I have one more quick question. Yes. On these favorable policies, do they all start October 1? Or have some already been implemented that you're seeing?

Kun Dai

Analyst

In 2022 to today, we saw a number of high-profile industry policies. These policies signify the government's commitment to developing the used car industry by solidifying well-branded dealerships as the mainstream transaction model in the market. Consequently, the state regulators limited the total number of used cars and individual is able to trade every year, whereas dealerships are now able to complete vehicle transfer directly. These measures have effectively in future used cars as commercial products.
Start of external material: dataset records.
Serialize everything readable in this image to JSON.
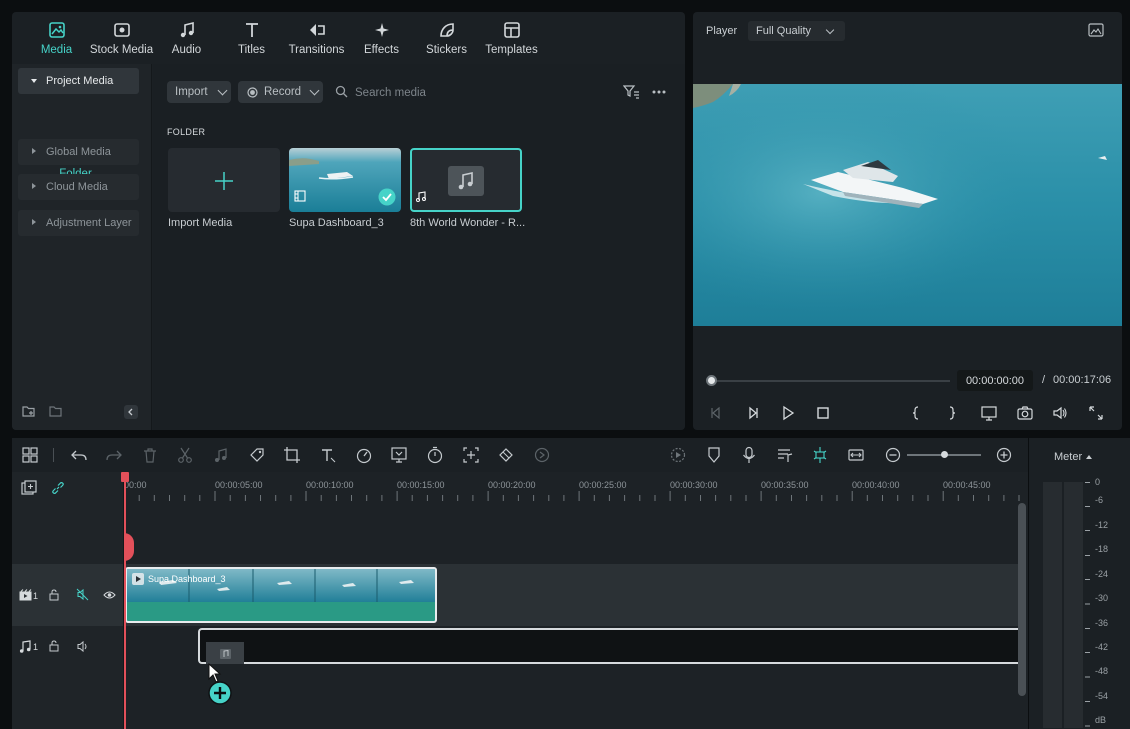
{
  "media_tabs": [
    {
      "label": "Media",
      "icon": "media-icon",
      "active": true
    },
    {
      "label": "Stock Media",
      "icon": "stock-media-icon",
      "active": false
    },
    {
      "label": "Audio",
      "icon": "music-note-icon",
      "active": false
    },
    {
      "label": "Titles",
      "icon": "text-t-icon",
      "active": false
    },
    {
      "label": "Transitions",
      "icon": "transitions-icon",
      "active": false
    },
    {
      "label": "Effects",
      "icon": "sparkle-icon",
      "active": false
    },
    {
      "label": "Stickers",
      "icon": "sticker-icon",
      "active": false
    },
    {
      "label": "Templates",
      "icon": "templates-icon",
      "active": false
    }
  ],
  "sidebar": {
    "project_media": "Project Media",
    "folder": "Folder",
    "items": [
      "Global Media",
      "Cloud Media",
      "Adjustment Layer"
    ]
  },
  "media_toolbar": {
    "import_label": "Import",
    "record_label": "Record",
    "search_placeholder": "Search media"
  },
  "folder_heading": "FOLDER",
  "media_items": [
    {
      "label": "Import Media",
      "type": "import"
    },
    {
      "label": "Supa Dashboard_3",
      "type": "video",
      "selected_check": true
    },
    {
      "label": "8th World Wonder - R...",
      "type": "audio",
      "highlighted": true
    }
  ],
  "player": {
    "label": "Player",
    "quality": "Full Quality",
    "current_time": "00:00:00:00",
    "separator": "/",
    "total_time": "00:00:17:06",
    "progress": 0
  },
  "timeline": {
    "ruler_labels": [
      "00:00",
      "00:00:05:00",
      "00:00:10:00",
      "00:00:15:00",
      "00:00:20:00",
      "00:00:25:00",
      "00:00:30:00",
      "00:00:35:00",
      "00:00:40:00",
      "00:00:45:00"
    ],
    "video_clip_label": "Supa Dashboard_3",
    "video_track_number": "1",
    "audio_track_number": "1"
  },
  "meter": {
    "label": "Meter",
    "db_labels": [
      "0",
      "-6",
      "-12",
      "-18",
      "-24",
      "-30",
      "-36",
      "-42",
      "-48",
      "-54",
      "dB"
    ]
  },
  "colors": {
    "accent": "#46d3c8",
    "clip_green": "#2a9a85",
    "playhead": "#e2505a",
    "panel": "#1b2024"
  }
}
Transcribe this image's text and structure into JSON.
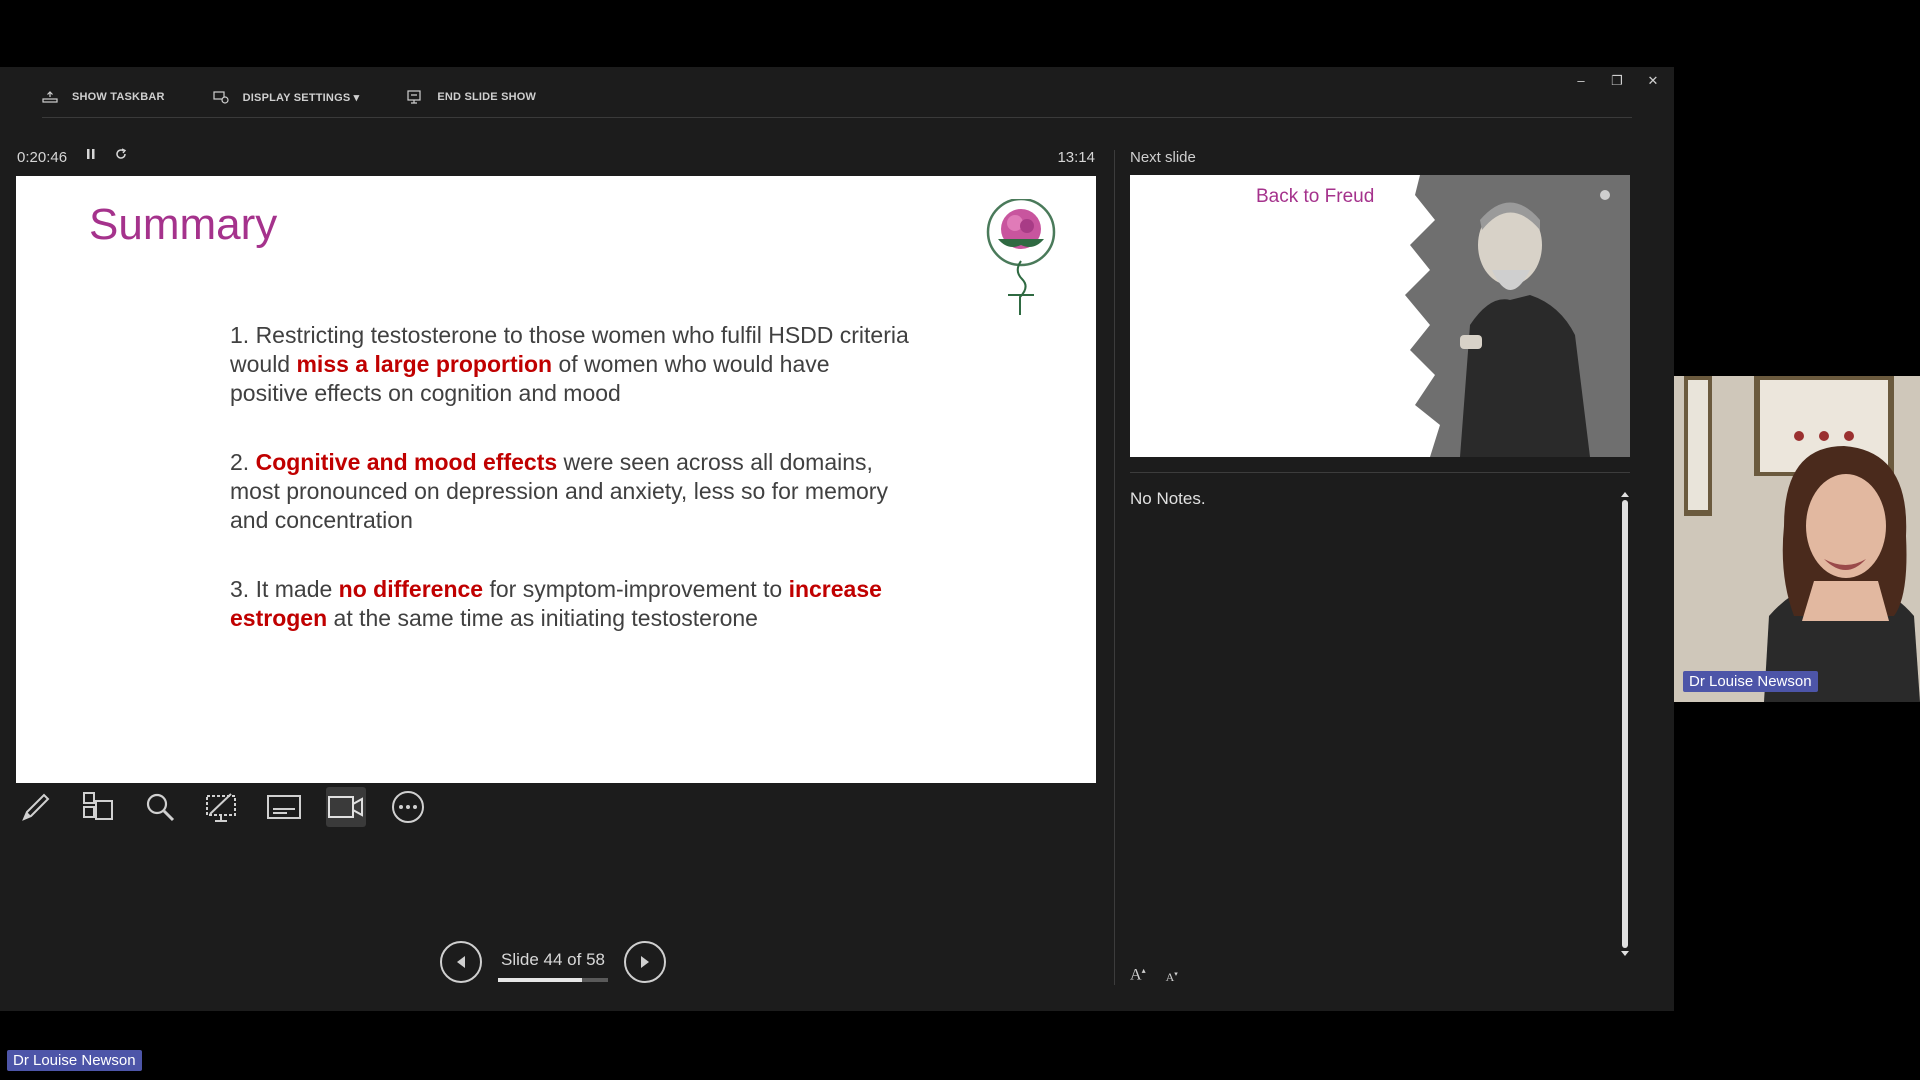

In fact on the same regulatory perspective, we still need more companies that can provide high-quality vehicles and reliable services as the driving force to crystallize the used car industry and win customers love for used cars as a product. The direction of these new national policies is highly consistent with our perception of the market and the characteristics of our business. The used car industry is currently experiencing its most crucial changes in decades, and we hope to take full advantage of such tailwinds to fuel our growth. Sorry. Yes. Yes, I want to just emphasize about any updates since the October 1. Yes.

Operator

Operator

The next question comes from Fai Dai from TF Securities. Please go ahead.

Fei Dai

Analyst

Repeat my question in English. I've got two questions. The first one is how is the Company's current financing situation, how are the funds being used? What's the Company plan to do with these funds in the future?

Kun Dai

Analyst

New capital has made payments based on further three-point payment schedule as part of its total $100 million strategic investment. The payment is proceeding in an orderly manner. We will utilize the funds mainly to expand our inventory size, enhance our reconditioning process and support the expansion of the Xi'an IRC and the development of the Hefei superstore that's currently in the construction.

Fei Dai

Analyst

Okay. Please go ahead.

Joyce Tang

Analyst

Yes. Sorry, please go ahead.

Fei Dai

Analyst

Repeat my question in English. Do you now, what is transaction scenario and the process of the Company's consumer? What is the proportion of online and offline transaction?

Kun Dai

Analyst

Currently, 25% of our transactions are generated purely from online. For the remaining 75% customers will prefer to visit our stores in person and see the vehicles offline before purchasing a car. However, all the customers generally look at the vehicle license, the difference is whether they are located close to our IRCs or not. For customers near our stores, they are more willing to rely us offline after checking out the vehicle offer. During the visit, they can understand the real conditions of the vehicles before kicking them up on site. For customers who located further from our IRC, they will order and purchase online.

Joyce Tang

Analyst

Thank you for your questions.

Operator

Operator

We have reached the end of the question-and-answer session. I would like to hand the call back to Joyce Tang for any closing remarks.

Joyce Tang

Analyst

Thank you, everyone, for joining our call today. We look forward to seeing you next time. Bye-bye.

Operator

Operator

The conference has now concluded.

Kun Dai

Analyst

Bye-bye.

Operator

Operator

Thank you. The conference is now concluded. You may now disconnect.